Since the end of February, Brent crude oil has continued to grow smoothly within the current price channel. It has had a similar structure to the price channel, which had guided the market from mid-January to mid-February. More locally, oil continues to be traded in a wide range of $66.6-68.2 per barrel.
On Wednesday quotes fell from the upper limit of the trading range ($68.2) to $67.2 after the Energy Information Administration (EIA) report was published. US crude oil inventories rose by 2.8 million barrels last week, while analysts had expected a decline of 1.2 million barrels.
The support level at $66.6 looks unusually strong and it is possible that the asset will test it again in the nearest future. Last time it occurred on Thursday in the backdrop of a new tweet by US President D. Trump. Here is what he wrote in the messenger:
“Very important that OPEC increase the flow of Oil. World Markets are fragile, price of Oil getting too high. Thank you! ”
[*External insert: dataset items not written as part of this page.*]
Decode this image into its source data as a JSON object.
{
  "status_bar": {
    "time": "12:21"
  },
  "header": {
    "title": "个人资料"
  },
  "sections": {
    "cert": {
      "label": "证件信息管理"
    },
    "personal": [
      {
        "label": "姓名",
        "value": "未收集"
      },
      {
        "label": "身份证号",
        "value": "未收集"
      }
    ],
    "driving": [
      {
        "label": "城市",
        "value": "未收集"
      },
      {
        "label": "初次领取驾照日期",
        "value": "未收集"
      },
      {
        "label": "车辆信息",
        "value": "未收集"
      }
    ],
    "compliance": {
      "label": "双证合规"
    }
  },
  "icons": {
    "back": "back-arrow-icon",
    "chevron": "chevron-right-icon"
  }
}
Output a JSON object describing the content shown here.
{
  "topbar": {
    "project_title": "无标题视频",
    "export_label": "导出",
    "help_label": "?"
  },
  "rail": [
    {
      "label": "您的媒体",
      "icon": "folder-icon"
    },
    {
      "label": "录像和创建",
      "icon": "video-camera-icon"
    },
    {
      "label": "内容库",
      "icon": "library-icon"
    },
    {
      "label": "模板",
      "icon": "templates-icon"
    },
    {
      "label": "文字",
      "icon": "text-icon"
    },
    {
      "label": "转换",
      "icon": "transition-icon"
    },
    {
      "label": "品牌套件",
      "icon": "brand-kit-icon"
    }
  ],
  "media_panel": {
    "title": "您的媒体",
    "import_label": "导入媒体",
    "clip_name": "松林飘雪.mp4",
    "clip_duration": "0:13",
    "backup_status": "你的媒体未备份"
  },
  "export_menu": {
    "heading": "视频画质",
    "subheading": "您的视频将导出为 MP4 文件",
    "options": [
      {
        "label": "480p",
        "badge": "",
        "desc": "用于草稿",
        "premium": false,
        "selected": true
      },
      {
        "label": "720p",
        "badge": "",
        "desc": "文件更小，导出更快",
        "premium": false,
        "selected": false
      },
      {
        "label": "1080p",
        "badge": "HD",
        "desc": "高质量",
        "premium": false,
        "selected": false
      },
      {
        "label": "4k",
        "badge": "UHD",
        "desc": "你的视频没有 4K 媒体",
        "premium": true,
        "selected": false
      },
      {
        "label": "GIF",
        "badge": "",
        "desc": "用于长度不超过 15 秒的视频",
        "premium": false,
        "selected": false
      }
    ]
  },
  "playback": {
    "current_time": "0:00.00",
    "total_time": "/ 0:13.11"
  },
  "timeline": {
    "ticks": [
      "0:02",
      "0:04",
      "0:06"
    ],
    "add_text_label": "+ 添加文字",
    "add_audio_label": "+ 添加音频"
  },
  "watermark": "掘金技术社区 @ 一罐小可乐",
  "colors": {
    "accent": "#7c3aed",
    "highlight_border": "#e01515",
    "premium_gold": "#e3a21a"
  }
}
However, in the end, traders ignored the president’s message and the price of black gold had recovered by the time the day’s session closed. Last time, a similar tweet caused the price to drop by 3%!
Summarizing the first results of the year, it can be said that the first quarter of 2019 was a turning point. The price of Brent rose by 27%, while the cost of WTI jumped at 31%. This is record growth since the second quarter of 2009, when the oil market gained back the decline from the previous year’s powerful downtrend.